Shortly after seven o’clock each schoolday morning I walk my 9-year-old to his bus stop around the corner, a route he likens to the knight’s move in chess. It’s still dark and usually we talk about something in the natural world – the cause of fog, why the sunrise is red, why we don’t see or hear robins and juncos at night. The darkness and drizzle, and perhaps our state of half-awakeness, lend a conspiratorial intimacy to our conversations. The best part is the final approach, the last 100 feet as we pass the house with a rose garden instead of a lawn.
The house is modest – a “rambler,” in local parlance – and painted the same pale blue as the first edition of Ulysses (I held one in my hands, in the rare books collection at Union College in Schenectady, N.Y.). This time of year, of course, the roses are cut back and offer no fragrance, but the air around them is scented with wood smoke. The owners have a woodburning stove – an appliance that carries a lot of self-righteous baggage in certain quarters, but one that generously perfumes the air for the entire neighborhood.
It’s a fragrance with a brief intensity, like the smell of ground coffee as you open the can or the first briny-fishy whiff of the ocean. You smell it, breathe deeply to smell it again, and it’s gone, faded like a drug though the craving remains. Years ago I wrote a newspaper story about olfactory science and cited favorite smells. A naturalist said he was partial to the fragrance of a newly opened cottonwood blossom, saying it smelled like “freshly pressed laundry.” Many people praised new-baked bread, and an old lady said she liked the smell of slate sidewalks after a rain. I’m partial to the lemon-scented hand cream my wife uses, but the second inhalation is always a bit of a disappointment. Consider this gnomic fragment by Herakleitos, in Guy Davenport’s translation:
“If everything were smoke, all perception would be by smell.”

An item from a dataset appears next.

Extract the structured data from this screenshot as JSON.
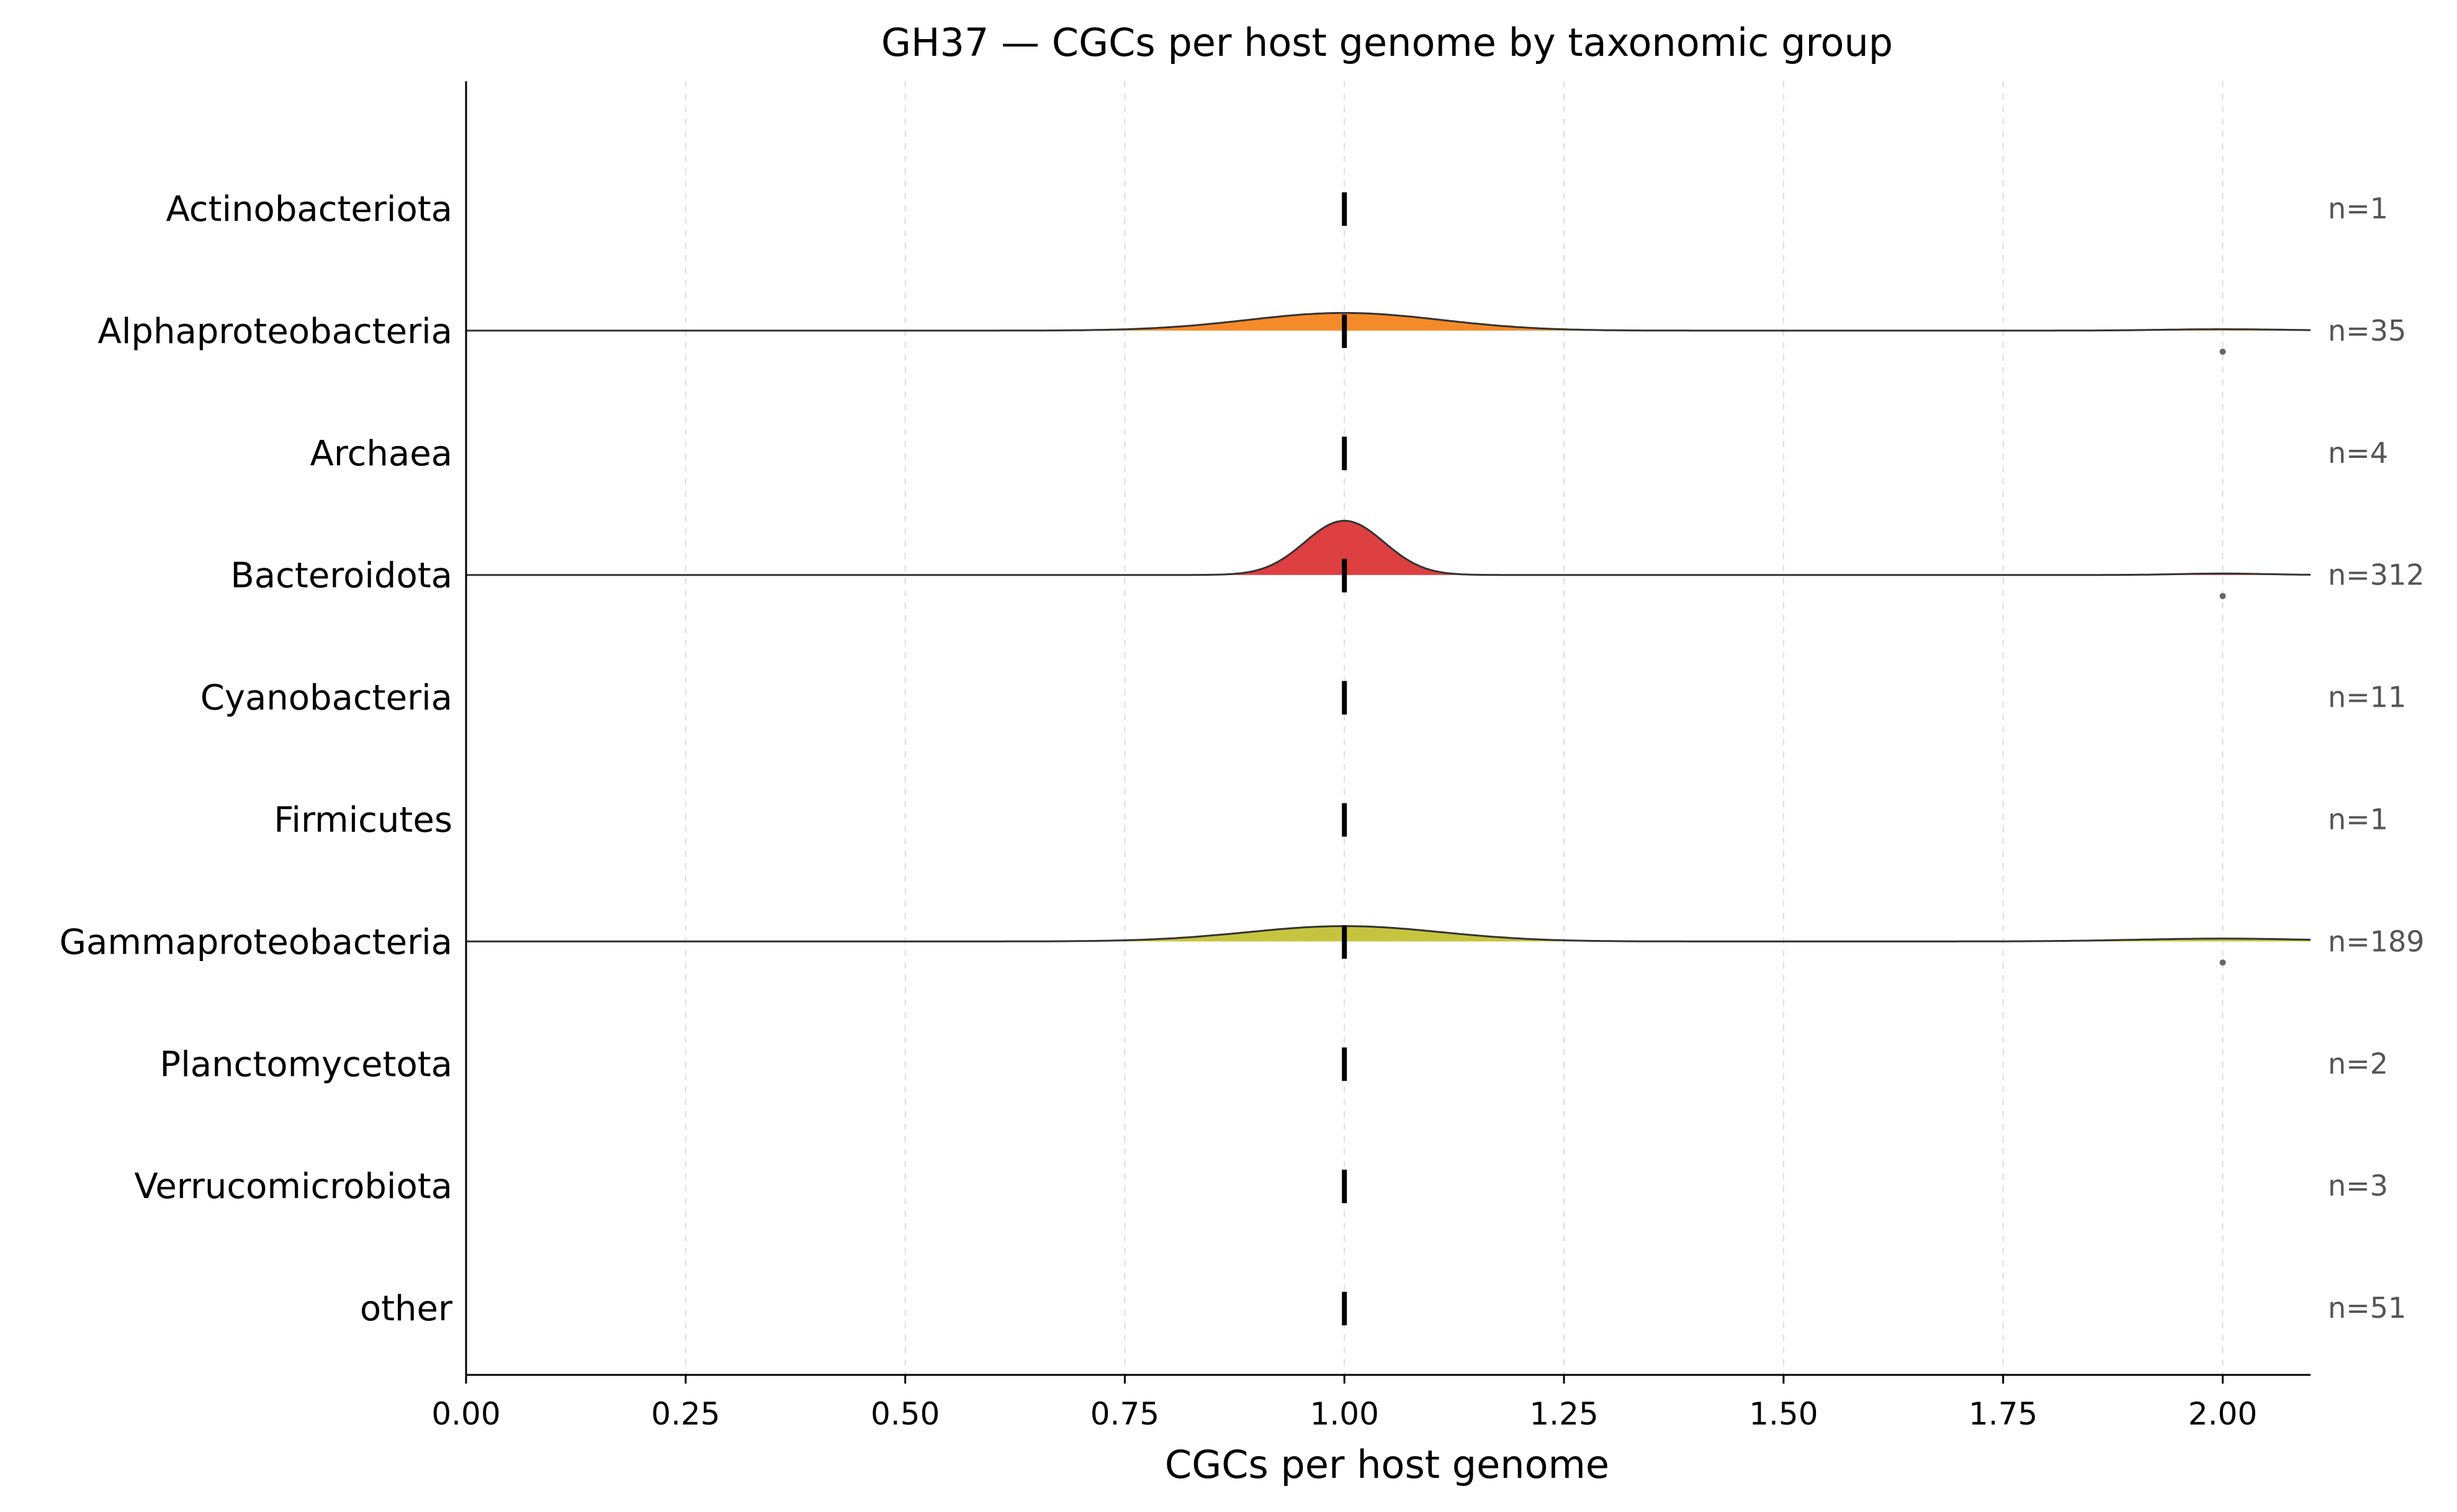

There’s something like pothead humor in this but also a more substantial suggestion – that we are customized for this world. We have five senses, not one, because the world is more than smoke. Even smoke is more than its smell. Michael and I use the wisp of smoke leaving the chimney as a handy anemometer. Under the right conditions we see, smell, taste, feel and hear smoke. Ask a firefighter. In another fragment Herakleitos/Davenport writes:
“Men who wish to know about the world must learn about it in its particular details.”